More: The State Board of Elections and Ethics Enforcement has collected at least six sworn statements from voters in rural Bladen County, near the South Carolina border, who described people coming to their doors and urging them to hand over their absentee ballots, sometimes without filling them out. Others described receiving absentee ballots by mail that they had not requested. Among the allegations is that an individual who worked for the Harris campaign coordinated an effort to collect and fill in, or discard, the ballots of Democratic voters who might have otherwise voted for McCready. Several of the affidavits come from elderly African American voters. It is illegal to take someone else’s ballot, whether to turn it in or discard it.”

The uncalled House races of 2018 (one)

CA-21 (NBC retracted its call of Republican David Valadao as the winner)

Democrats are currently at +39 under NBC’s count, and they’d be at +40 if they end up winning CA-21.

Trade ceasefire with China boosts global markets

“A truce between U.S. and Chinese leaders on trade tariffs provided boosted global markets on Monday, fueling a nearly one percent surge on world stocks and pushing emerging currencies higher against the dollar,” per Reuters. “The gains came after China and the United States agreed at the weekend to halt additional tariffs on each other.
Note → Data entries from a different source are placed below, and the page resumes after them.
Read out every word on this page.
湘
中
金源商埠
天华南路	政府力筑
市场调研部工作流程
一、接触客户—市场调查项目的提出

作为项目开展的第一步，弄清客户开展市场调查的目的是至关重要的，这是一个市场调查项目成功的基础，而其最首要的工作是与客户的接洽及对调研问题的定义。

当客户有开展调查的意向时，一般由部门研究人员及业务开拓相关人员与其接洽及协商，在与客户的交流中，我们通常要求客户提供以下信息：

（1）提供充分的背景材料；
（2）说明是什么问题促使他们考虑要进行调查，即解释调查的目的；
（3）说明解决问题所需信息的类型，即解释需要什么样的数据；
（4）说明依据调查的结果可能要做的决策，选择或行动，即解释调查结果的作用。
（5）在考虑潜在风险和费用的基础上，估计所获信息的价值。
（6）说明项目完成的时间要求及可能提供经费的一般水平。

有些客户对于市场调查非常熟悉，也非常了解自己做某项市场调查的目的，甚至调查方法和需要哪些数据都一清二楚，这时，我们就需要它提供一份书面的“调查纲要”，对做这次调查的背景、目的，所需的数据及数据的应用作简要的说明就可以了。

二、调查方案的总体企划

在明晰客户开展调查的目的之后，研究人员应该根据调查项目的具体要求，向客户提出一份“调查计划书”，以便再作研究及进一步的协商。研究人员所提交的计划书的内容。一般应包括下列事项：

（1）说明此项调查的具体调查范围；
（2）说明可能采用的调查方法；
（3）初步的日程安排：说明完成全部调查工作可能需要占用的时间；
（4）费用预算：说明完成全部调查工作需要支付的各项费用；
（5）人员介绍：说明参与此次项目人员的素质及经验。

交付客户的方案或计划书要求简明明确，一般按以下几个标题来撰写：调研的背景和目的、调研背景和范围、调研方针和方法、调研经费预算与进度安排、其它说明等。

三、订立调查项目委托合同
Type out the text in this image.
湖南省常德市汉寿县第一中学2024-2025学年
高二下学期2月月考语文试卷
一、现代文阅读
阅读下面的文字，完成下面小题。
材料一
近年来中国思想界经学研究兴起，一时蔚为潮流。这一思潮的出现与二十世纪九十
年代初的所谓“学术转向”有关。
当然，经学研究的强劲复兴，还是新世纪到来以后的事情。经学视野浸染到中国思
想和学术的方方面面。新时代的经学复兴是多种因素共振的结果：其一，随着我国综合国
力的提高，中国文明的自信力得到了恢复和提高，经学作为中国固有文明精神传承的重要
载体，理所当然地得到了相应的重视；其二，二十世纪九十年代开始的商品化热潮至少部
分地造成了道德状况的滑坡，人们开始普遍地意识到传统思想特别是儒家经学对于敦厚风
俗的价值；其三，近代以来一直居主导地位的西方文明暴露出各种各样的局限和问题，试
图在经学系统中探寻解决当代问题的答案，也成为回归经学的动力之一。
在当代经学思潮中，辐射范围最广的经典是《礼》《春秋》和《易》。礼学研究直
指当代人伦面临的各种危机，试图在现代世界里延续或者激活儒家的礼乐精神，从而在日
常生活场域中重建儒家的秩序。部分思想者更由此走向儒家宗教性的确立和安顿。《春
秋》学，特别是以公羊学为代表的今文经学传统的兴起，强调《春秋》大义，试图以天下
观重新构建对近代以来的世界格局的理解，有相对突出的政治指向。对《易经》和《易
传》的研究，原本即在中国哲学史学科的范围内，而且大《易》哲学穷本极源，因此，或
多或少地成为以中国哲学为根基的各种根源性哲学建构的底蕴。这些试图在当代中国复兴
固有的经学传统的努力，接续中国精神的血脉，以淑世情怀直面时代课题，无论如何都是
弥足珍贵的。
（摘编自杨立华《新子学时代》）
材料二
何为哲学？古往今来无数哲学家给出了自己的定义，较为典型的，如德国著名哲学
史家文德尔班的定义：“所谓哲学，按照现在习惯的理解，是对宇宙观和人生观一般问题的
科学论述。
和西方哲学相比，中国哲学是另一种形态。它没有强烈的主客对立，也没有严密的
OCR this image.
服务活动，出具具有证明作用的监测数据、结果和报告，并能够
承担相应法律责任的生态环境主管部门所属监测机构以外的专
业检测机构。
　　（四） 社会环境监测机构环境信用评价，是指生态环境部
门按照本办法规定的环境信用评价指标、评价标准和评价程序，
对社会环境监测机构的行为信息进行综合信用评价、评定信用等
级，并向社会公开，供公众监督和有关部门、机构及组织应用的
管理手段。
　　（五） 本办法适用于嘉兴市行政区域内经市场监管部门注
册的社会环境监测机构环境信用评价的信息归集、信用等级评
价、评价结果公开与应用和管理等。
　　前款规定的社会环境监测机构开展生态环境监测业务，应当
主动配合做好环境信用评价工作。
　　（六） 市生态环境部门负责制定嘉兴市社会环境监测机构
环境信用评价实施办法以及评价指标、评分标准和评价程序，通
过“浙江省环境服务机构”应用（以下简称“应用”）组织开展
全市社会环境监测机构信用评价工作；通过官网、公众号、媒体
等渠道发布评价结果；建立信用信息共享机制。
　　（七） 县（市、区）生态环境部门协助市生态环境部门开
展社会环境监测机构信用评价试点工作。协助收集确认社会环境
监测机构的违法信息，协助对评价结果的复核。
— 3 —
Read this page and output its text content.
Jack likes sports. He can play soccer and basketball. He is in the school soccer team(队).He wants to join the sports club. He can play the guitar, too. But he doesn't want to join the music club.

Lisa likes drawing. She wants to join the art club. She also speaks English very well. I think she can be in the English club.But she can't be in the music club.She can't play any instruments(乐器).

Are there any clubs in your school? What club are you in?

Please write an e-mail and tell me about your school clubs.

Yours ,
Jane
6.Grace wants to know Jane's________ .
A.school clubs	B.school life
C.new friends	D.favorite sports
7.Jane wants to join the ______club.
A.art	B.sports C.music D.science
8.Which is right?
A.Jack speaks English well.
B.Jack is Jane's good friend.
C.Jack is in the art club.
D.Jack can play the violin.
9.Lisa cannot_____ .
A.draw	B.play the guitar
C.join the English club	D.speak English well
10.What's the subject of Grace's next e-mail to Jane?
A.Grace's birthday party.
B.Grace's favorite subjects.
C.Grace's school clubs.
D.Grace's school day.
The deal prevents their trade war escalating as the two sides try to bridge differences with fresh talks aimed at reaching a deal within 90 days.”

Nadler: Cohen revelations are proof that Russians had 'leverage' over Trump

Meanwhile, “New York Democrat Jerry Nadler, the incoming chairman of the House Judiciary Committee, said Sunday that new revelations from one of President Trump’s allies amount to proof that Russia had ‘leverage’ over Trump during the 2016 presidential campaign,” NBC’s Ben Kamisar writes.

“In an exclusive interview on ‘Meet the Press,’ Nadler said that former Trump lawyer Michael Cohen’s admissions last week related to his role in securing a Trump Tower in Moscow during the time of the GOP presidential primary raise the specter of a compromised presidential candidate, and now president, that should trouble the American people. ‘The fact that he was lying to the American people about doing business in Russia and the Kremlin knew he was lying gave the Kremlin a hold over him,’ Nadler said.”

Ex-Obama aides say Beto reminds them of the ex-president

And in 2020 news, here’s NBC’s Alex Seitz-Wald: “Rep. Beto O'Rourke may have lost in Texas, but he's winning in Obamaland. Aides to the former president and the man himself say O'Rourke's campaign against Sen. Ted Cruz, R-Texas, gave them flashbacks to Obama's precocious political rise and has positioned the young white congressman as an early if unlikely heir to the first black president's ‘hope and change’ mantle.”

“Obama and his coterie are personally closer to any number of other potential candidates, especially former Vice President Joe Biden, and you'd be hard-pressed to find a photograph of Obama and O'Rourke together. Obama didn't even endorse O'Rourke in his Senate campaign. But in O'Rourke, Obama veterans see not only an inspiring political celebrity, but, like Obama, a tactical innovator who eschewed the political industrial complex of pollsters and consultants and used technology in new ways to connect directly with supporters and multiply the force of his fundraising and ground game.”